La vida es poesía.
He tenido tiempo más que suficiente estos días para quedarme mirando a un completo desconocido, generalmente escogido por el azar ocioso de no estar mirando a ninguna parte en concreto, y detenerme a analizar sus gestos, su manera de hablar, su mirada, las variaciones en su postura dependiendo de su compañía, por supuesto su manera de vestir, y demás minúsculos detalles, e intentando encontrar después relaciones entre estas variables y la nacionalidad del individuo en cuestión.
Mucha gente muy curiosa hay por el mundo.
Está por una parte mi personaje favorito, el misterioso: se trata del chico que nunca me permitió averiguar su nacionalidad porque siempre iba solo, enfundado en unas gafas de sol oscuras, a la sombra de las sombrillas, hinchándose a beber a través de unos labios torcidos en una sonrisa estúpida y casi drogada, fumando puros de noche y guardando todos esos excesos en una mierdita de complexión flaca y desgarbada.

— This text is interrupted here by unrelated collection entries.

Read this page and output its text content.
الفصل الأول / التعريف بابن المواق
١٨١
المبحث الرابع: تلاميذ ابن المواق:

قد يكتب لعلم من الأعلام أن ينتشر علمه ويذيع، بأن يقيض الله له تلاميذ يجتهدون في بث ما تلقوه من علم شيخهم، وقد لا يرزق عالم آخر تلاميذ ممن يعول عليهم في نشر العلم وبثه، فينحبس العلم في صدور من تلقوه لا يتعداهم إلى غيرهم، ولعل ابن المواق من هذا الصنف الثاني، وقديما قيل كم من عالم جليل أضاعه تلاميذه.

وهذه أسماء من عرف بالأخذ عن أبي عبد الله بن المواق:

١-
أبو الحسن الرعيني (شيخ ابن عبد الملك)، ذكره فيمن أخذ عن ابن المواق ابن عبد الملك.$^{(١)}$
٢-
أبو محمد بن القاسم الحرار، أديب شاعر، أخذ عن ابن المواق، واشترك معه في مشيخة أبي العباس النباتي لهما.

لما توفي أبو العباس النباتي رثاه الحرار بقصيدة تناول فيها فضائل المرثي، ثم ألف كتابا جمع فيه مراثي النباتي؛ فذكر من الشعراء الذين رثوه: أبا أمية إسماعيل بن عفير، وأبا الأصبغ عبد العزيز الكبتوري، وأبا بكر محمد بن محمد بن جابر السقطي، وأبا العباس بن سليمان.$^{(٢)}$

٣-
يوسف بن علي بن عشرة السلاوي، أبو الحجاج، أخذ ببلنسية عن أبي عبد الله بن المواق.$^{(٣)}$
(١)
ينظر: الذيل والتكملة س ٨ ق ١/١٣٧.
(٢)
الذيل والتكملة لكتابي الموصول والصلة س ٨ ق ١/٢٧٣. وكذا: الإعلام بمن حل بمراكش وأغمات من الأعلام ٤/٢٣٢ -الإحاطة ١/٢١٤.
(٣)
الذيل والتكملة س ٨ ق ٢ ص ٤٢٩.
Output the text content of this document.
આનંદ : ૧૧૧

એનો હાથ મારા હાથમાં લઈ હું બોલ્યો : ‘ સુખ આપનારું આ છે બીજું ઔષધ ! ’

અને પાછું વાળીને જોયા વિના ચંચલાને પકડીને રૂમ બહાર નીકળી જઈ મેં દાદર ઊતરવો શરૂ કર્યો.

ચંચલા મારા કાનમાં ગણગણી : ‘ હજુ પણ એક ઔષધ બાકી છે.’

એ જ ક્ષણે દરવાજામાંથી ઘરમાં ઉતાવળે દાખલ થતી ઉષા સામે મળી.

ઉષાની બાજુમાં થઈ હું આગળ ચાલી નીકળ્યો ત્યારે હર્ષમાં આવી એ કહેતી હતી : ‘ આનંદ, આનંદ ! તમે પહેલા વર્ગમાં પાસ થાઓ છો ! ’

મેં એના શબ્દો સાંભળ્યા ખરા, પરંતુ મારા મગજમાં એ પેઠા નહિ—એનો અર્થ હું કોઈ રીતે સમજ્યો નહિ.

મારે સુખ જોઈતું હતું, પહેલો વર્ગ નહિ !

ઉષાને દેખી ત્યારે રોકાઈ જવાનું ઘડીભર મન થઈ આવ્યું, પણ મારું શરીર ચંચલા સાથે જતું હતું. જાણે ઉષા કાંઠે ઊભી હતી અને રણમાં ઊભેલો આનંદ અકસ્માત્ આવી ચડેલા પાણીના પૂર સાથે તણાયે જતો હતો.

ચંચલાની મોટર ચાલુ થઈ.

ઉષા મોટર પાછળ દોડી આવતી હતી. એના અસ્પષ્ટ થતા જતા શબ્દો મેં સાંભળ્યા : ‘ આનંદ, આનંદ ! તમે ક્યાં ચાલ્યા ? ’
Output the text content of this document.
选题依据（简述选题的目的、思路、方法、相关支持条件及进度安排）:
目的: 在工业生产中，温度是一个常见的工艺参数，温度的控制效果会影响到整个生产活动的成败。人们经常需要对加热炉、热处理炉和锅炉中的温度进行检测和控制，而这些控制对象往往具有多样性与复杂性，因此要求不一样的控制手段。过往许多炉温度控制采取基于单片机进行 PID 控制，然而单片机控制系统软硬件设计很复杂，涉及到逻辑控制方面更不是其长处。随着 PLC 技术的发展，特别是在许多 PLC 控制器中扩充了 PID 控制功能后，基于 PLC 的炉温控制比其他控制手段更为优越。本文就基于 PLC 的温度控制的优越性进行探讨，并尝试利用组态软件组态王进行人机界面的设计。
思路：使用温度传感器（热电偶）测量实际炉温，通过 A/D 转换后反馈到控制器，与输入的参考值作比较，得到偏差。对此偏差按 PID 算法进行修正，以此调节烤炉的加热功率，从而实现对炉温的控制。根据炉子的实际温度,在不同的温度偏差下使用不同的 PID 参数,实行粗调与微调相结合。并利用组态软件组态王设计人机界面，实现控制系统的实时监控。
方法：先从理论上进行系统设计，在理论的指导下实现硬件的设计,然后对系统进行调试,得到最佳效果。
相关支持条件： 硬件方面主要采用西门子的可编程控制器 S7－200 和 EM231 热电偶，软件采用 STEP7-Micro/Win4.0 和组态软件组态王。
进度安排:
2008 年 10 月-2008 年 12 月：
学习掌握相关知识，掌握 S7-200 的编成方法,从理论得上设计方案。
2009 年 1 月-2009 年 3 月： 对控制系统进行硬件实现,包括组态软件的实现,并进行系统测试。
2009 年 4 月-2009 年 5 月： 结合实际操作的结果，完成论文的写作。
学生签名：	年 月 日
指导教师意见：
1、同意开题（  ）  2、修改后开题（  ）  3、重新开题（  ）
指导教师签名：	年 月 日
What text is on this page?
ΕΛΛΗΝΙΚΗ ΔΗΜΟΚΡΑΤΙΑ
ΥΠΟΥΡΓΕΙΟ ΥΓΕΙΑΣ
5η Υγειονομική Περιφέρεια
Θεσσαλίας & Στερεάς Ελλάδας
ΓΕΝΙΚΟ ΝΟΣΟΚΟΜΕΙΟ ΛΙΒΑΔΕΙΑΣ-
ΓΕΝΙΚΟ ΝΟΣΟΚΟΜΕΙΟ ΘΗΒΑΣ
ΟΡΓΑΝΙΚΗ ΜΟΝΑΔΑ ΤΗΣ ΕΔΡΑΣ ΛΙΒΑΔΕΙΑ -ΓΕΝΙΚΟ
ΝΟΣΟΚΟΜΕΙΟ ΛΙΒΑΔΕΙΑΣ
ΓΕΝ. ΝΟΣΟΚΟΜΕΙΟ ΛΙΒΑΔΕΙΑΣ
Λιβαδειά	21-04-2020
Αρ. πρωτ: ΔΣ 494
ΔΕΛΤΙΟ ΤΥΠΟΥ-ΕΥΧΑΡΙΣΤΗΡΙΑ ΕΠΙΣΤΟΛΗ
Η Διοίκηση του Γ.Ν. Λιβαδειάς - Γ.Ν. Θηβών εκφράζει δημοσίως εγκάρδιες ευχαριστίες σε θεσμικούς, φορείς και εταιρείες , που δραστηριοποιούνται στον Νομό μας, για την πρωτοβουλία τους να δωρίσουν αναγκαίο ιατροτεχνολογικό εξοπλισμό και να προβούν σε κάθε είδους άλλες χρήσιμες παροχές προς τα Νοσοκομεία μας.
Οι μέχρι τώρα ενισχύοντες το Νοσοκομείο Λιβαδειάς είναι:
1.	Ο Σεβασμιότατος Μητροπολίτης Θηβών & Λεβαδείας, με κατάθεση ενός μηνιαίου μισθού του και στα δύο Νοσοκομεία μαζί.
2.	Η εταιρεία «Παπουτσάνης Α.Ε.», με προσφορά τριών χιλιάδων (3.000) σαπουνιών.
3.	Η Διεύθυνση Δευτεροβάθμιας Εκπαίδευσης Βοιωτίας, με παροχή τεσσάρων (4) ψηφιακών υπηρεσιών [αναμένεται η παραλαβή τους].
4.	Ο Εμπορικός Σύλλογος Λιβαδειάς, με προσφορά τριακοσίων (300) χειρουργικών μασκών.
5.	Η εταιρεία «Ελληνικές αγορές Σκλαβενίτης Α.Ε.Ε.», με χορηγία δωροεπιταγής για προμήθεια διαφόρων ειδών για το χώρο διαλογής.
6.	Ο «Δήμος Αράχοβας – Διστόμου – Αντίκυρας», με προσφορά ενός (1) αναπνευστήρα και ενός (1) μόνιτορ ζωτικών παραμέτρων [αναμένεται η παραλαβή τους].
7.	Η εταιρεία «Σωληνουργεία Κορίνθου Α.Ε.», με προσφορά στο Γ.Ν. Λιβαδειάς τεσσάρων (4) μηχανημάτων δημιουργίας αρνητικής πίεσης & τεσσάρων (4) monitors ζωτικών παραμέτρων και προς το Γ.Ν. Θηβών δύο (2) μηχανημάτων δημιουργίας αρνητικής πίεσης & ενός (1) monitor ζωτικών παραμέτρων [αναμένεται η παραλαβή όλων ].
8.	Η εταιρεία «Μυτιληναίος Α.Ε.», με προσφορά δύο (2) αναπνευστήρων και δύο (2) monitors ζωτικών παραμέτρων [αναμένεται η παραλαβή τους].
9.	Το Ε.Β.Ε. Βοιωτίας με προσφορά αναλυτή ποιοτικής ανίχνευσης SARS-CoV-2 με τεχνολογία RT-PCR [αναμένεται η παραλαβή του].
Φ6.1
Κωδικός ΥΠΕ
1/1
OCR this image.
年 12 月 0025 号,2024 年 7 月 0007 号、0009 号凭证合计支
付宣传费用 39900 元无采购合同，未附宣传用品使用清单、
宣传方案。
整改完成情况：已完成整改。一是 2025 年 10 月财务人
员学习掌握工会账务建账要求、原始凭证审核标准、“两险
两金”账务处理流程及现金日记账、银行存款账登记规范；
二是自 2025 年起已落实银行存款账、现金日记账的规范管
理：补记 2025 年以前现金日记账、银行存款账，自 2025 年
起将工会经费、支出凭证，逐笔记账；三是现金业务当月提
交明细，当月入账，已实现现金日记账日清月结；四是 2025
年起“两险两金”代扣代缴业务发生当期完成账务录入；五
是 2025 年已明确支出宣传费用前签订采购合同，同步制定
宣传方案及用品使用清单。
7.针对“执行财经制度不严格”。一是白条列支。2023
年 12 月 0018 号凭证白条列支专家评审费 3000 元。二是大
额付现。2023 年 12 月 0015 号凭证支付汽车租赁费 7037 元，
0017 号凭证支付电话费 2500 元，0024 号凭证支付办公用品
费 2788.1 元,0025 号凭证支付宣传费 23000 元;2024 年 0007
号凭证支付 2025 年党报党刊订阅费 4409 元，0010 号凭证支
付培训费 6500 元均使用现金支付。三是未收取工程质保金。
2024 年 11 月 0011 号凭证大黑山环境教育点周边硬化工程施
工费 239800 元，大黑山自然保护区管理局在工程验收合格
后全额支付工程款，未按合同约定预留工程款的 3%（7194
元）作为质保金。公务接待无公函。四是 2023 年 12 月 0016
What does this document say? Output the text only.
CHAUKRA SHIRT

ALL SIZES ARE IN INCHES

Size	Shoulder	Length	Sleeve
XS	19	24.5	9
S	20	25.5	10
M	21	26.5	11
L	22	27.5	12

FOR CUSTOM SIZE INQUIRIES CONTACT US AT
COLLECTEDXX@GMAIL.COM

Tal vez fuese francés, se me ocurre pensar. Aunque también podía ser alemán. Dios sabrá.
Estaban, por otro lado, los estereotipos más definibles: italianos modernísimos y casanovas que metían mucho ruido, alemanes ultratatuados y con carteles neónicos de amor a Rammstein y sus nazismos, el espeluznante pseudolatino que resultó ser español y que se ganó el mote de Tacabró (¡exacto!, un know how vital calcado al del autor del temazo del verano, el "tacatá"), la mujer hippie que me habló con muchísima dulzura sobre el vegetarianismo y la vorágine del mundo y su niño de cinco añitos que es como un señor en pequeñito, el atractivísimo camarero polaco con el que establecí una química tan sensual...
Me encanta la gente, me encanta la vida, me encanta haber podido disfrutar de una semana de ocio absoluto para darme cuenta de que la vida, después de todo, sigue adelante y es demasiado hermosa como para dejarla escapar entre lamentos.